In 1157, Ch'ung-hŭi was one of the 200 monks who joined Uijong in performed the "Gibokjae" at Mokchin Hall. Then, in 1167, a banquet was held at Cheongnyeongjae, many people (including Ch'ung-hŭi) were invited and enjoyed this, even monk Gakye–Yejong's eldest illegitimate son and some servants attended this banquet and drank, floated a boat in Jungmijeong Pond and played till night.

===During Myeongjong's reign===
In 1177 (Myeongjong's 7th year reign), a monk from Heungwangsa Temple reported that: "Monk Ch'ung-hŭi was secretly plotting to rebel with several monks there". Following this, Ch'ung-hŭi's servants were interrogated, but all charges were not found and they were all released then.

Meanwhile, in 1180, Ch'ung-hŭi's mother, the queen dowager became seriously ill and his older brother–the king summoned him to take care of their mother. In the palace, Ch'ung-hŭi had a promiscuous relationship (even affair) with the court ladies and even with the princess. As the bad rumors about Ch'ung-hŭi spread to the outside of the palace, officer Ch'oe Sŏn reported Ch'ung-hŭi's promiscuous behavior to the king and suggested that Ch'ung-hŭi sent out of the palace.

However, Myeongjong who heard this, greatly surprised and said: "Woah, unexpectedly you (referring to Ch'oe) are trying to separate our brotherhood relationship" while dismissed Ch'oe not long after this from his position. Seeing this issue, the officers did not dare to do anything or even impeach Ch'ung-hŭi and the court ministers were all attached to Ch'ung-hŭi and offered bribes for him.

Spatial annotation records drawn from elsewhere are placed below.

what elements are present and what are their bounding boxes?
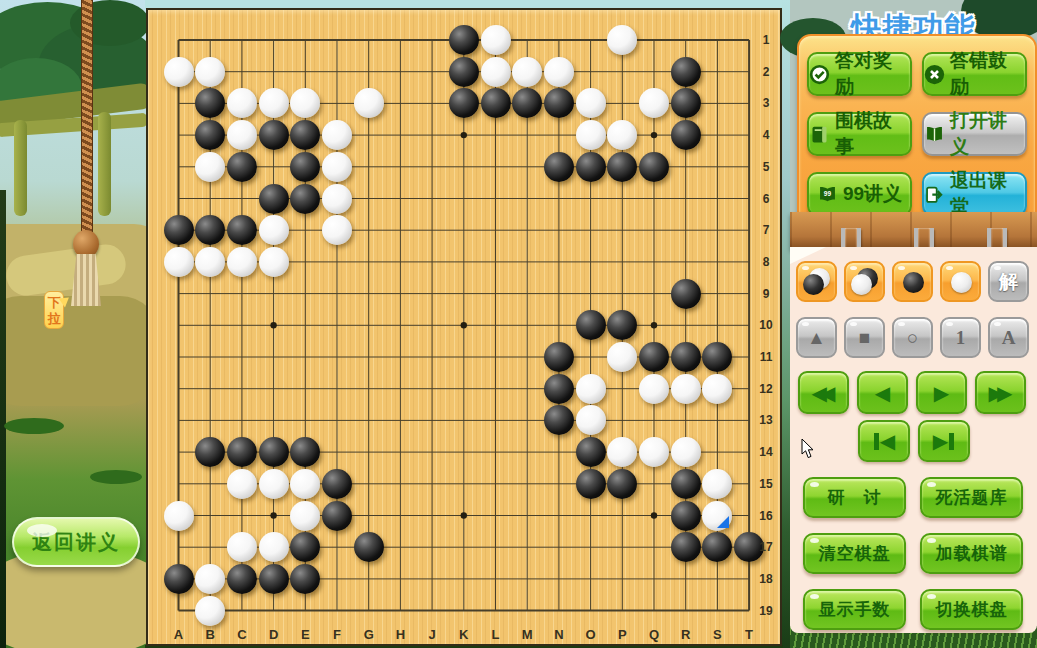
switch-board-button[interactable]: 切换棋盘 [920,589,1023,630]
white-stone-O4 [576,120,606,150]
handout-99-button[interactable]: 99 99讲义 [807,172,912,216]
black-stone-R17 [671,532,701,562]
black-stone-D18 [259,564,289,594]
white-stone-Q14 [639,437,669,467]
life-death-library-button[interactable]: 死活题库 [920,477,1023,518]
black-stone-R9 [671,279,701,309]
load-game-record-button[interactable]: 加载棋谱 [920,533,1023,574]
cliff-rock [0,296,160,406]
row-label-19: 19 [754,604,778,618]
col-label-D: D [264,627,284,642]
black-stone-C5 [227,152,257,182]
black-stone-O5 [576,152,606,182]
bamboo-post [98,112,111,216]
open-book-icon [924,124,945,145]
black-stone-F15 [322,469,352,499]
action-buttons: 研 讨死活题库清空棋盘加载棋谱显示手数切换棋盘 [803,477,1023,630]
black-stone-K2 [449,57,479,87]
black-stone-R3 [671,88,701,118]
white-stone-D17 [259,532,289,562]
x-circle-icon [924,64,945,85]
white-stone-B18 [195,564,225,594]
star-point [461,512,467,518]
white-stone-C4 [227,120,257,150]
black-stone-O10 [576,310,606,340]
white-stone-D7 [259,215,289,245]
white-stone-O3 [576,88,606,118]
col-label-M: M [517,627,537,642]
triangle-marker-glyph: ▲ [807,327,826,349]
letter-marker-tool[interactable]: A [988,317,1029,358]
black-stone-glyph [903,272,924,293]
black-stone-C7 [227,215,257,245]
black-stone-D4 [259,120,289,150]
step-forward-button[interactable]: ▶ [916,371,967,414]
double-right-triangle-icon: ▶▶ [989,381,1013,405]
black-stone-D14 [259,437,289,467]
left-scenery: 下拉 返回讲义 [0,0,146,648]
black-stone-A7 [164,215,194,245]
star-point [651,512,657,518]
col-label-R: R [676,627,696,642]
black-stone-Q11 [639,342,669,372]
letter-marker-glyph: A [1002,327,1016,349]
number-marker-glyph: 1 [956,327,966,349]
open-handout-button[interactable]: 打开讲义 [922,112,1027,156]
white-stone-S16 [702,501,732,531]
white-stone-B5 [195,152,225,182]
white-stone-R14 [671,437,701,467]
end-bar-icon [949,433,954,450]
hanging-rope [81,0,93,238]
exit-class-button[interactable]: 退出课堂 [922,172,1027,216]
button-label: 99讲义 [843,181,902,207]
triangle-marker-tool[interactable]: ▲ [796,317,837,358]
white-stone-F6 [322,184,352,214]
white-stone-D8 [259,247,289,277]
col-label-N: N [549,627,569,642]
white-stone-glyph [851,274,872,295]
skip-row: ◀▶ [858,420,970,462]
discuss-button[interactable]: 研 讨 [803,477,906,518]
black-stone-K1 [449,25,479,55]
black-stone-E18 [290,564,320,594]
answer-correct-reward-button[interactable]: 答对奖励 [807,52,912,96]
row-label-9: 9 [754,287,778,301]
white-stone-C17 [227,532,257,562]
black-stone-R2 [671,57,701,87]
place-black-stone-tool[interactable] [892,261,933,302]
row-label-1: 1 [754,33,778,47]
white-stone-S15 [702,469,732,499]
place-white-stone-tool[interactable] [940,261,981,302]
white-stone-F5 [322,152,352,182]
button-label: 打开讲义 [950,108,1025,160]
answer-tool[interactable]: 解 [988,261,1029,302]
black-stone-E5 [290,152,320,182]
white-stone-O13 [576,405,606,435]
white-stone-F4 [322,120,352,150]
answer-wrong-encourage-button[interactable]: 答错鼓励 [922,52,1027,96]
quick-function-panel: 答对奖励 答错鼓励 围棋故事 打开讲义 [797,34,1037,225]
white-stone-S12 [702,374,732,404]
grass-tuft [4,418,64,434]
row-label-10: 10 [754,318,778,332]
black-stone-O14 [576,437,606,467]
col-label-P: P [612,627,632,642]
svg-text:99: 99 [824,189,832,196]
white-stone-L1 [481,25,511,55]
white-stone-B19 [195,596,225,626]
star-point [270,512,276,518]
white-stone-glyph [951,272,972,293]
col-label-S: S [707,627,727,642]
row-label-18: 18 [754,572,778,586]
row-label-6: 6 [754,192,778,206]
fast-forward-button[interactable]: ▶▶ [975,371,1026,414]
left-triangle-icon: ◀ [875,381,890,405]
col-label-F: F [327,627,347,642]
clear-board-button[interactable]: 清空棋盘 [803,533,906,574]
double-left-triangle-icon: ◀◀ [812,381,836,405]
black-stone-glyph [803,274,824,295]
star-point [651,132,657,138]
markup-tool-row: ▲■○1A [796,317,1029,358]
black-stone-Q5 [639,152,669,182]
col-label-C: C [232,627,252,642]
col-label-A: A [169,627,189,642]
button-label: 围棋故事 [835,108,910,160]
bamboo-post [14,120,27,216]
right-triangle-icon: ▶ [933,429,948,453]
col-label-O: O [581,627,601,642]
number-marker-tool[interactable]: 1 [940,317,981,358]
white-stone-B2 [195,57,225,87]
pull-down-tab[interactable]: 下拉 [44,291,64,329]
go-board[interactable]: ABCDEFGHJKLMNOPQRST123456789101112131415… [146,8,782,646]
col-label-H: H [390,627,410,642]
navigation-row: ◀◀◀▶▶▶ [798,371,1026,414]
row-label-2: 2 [754,65,778,79]
black-stone-E6 [290,184,320,214]
row-label-16: 16 [754,509,778,523]
start-bar-icon [874,433,879,450]
white-stone-E15 [290,469,320,499]
row-label-15: 15 [754,477,778,491]
black-stone-G17 [354,532,384,562]
go-story-button[interactable]: 围棋故事 [807,112,912,156]
col-label-L: L [486,627,506,642]
col-label-T: T [739,627,759,642]
check-circle-icon [809,64,830,85]
white-stone-F7 [322,215,352,245]
white-stone-C15 [227,469,257,499]
step-back-button[interactable]: ◀ [857,371,908,414]
grass-tuft [90,470,142,484]
white-stone-A2 [164,57,194,87]
stone-tool-row: 解 [796,261,1029,302]
black-stone-R11 [671,342,701,372]
star-point [461,322,467,328]
white-stone-D3 [259,88,289,118]
black-stone-P5 [607,152,637,182]
white-stone-D15 [259,469,289,499]
row-label-12: 12 [754,382,778,396]
app-window: 下拉 返回讲义 ABCDEFGHJKLMNOPQRST1234567891011… [0,0,1037,648]
scenery-edge-shadow [0,190,6,648]
col-label-J: J [422,627,442,642]
star-point [270,322,276,328]
black-stone-R16 [671,501,701,531]
circle-marker-glyph: ○ [907,327,918,349]
col-label-Q: Q [644,627,664,642]
white-stone-O12 [576,374,606,404]
fast-rewind-button[interactable]: ◀◀ [798,371,849,414]
row-label-17: 17 [754,540,778,554]
black-stone-N12 [544,374,574,404]
background-gap [782,0,790,648]
black-stone-N11 [544,342,574,372]
star-point [651,322,657,328]
white-stone-N2 [544,57,574,87]
black-stone-A18 [164,564,194,594]
white-stone-B8 [195,247,225,277]
white-stone-A8 [164,247,194,277]
row-label-5: 5 [754,160,778,174]
col-label-B: B [200,627,220,642]
row-label-13: 13 [754,413,778,427]
white-stone-E16 [290,501,320,531]
square-marker-glyph: ■ [859,327,870,349]
answer-tool-label: 解 [999,269,1018,295]
black-stone-D6 [259,184,289,214]
row-label-7: 7 [754,223,778,237]
black-stone-R15 [671,469,701,499]
return-handout-button[interactable]: 返回讲义 [12,517,140,567]
black-stone-L3 [481,88,511,118]
right-triangle-icon: ▶ [934,381,949,405]
show-move-numbers-button[interactable]: 显示手数 [803,589,906,630]
black-stone-C14 [227,437,257,467]
to-end-button[interactable]: ▶ [918,420,970,462]
white-stone-A16 [164,501,194,531]
button-label: 答错鼓励 [950,48,1025,100]
white-stone-M2 [512,57,542,87]
white-stone-C8 [227,247,257,277]
square-marker-tool[interactable]: ■ [844,317,885,358]
col-label-G: G [359,627,379,642]
row-label-14: 14 [754,445,778,459]
place-black-white-pair-tool[interactable] [796,261,837,302]
row-label-3: 3 [754,96,778,110]
black-stone-N5 [544,152,574,182]
row-label-8: 8 [754,255,778,269]
exit-door-icon [924,184,945,205]
row-label-4: 4 [754,128,778,142]
button-label: 答对奖励 [835,48,910,100]
rope-tassel-knot [73,230,99,258]
black-stone-C18 [227,564,257,594]
book-icon [809,124,830,145]
black-stone-P15 [607,469,637,499]
book-99-icon: 99 [817,184,838,205]
white-stone-L2 [481,57,511,87]
row-label-11: 11 [754,350,778,364]
mouse-cursor [801,439,815,459]
last-move-triangle-marker [717,516,729,528]
black-stone-K3 [449,88,479,118]
black-stone-O15 [576,469,606,499]
place-white-black-pair-tool[interactable] [844,261,885,302]
white-stone-G3 [354,88,384,118]
black-stone-F16 [322,501,352,531]
white-stone-R12 [671,374,701,404]
white-stone-Q12 [639,374,669,404]
star-point [461,132,467,138]
col-label-E: E [295,627,315,642]
left-triangle-icon: ◀ [880,429,895,453]
circle-marker-tool[interactable]: ○ [892,317,933,358]
to-start-button[interactable]: ◀ [858,420,910,462]
black-stone-R4 [671,120,701,150]
col-label-K: K [454,627,474,642]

===Death and later life===
In 1182/3, Ch'ung-hŭi died and received the name Wongyeong as his honorary posthumous name. Upon knowing this, Myeongjong deliberately didn't disclose this fact since he feared that their mother would be grieved and her ill would get worse if she couldn't withstand this. After several months, she slowly learned that her beloved son died and thought that many jealous generals had killed Ch'ung-hŭi. She also became very angry and eventually fell ill before she died not long after that.

===Legacy===
To commemorate Ch'ung-hŭi, a monument was erected at Heunggyo Temple, but didn't maintained in the nowadays and no records left about that.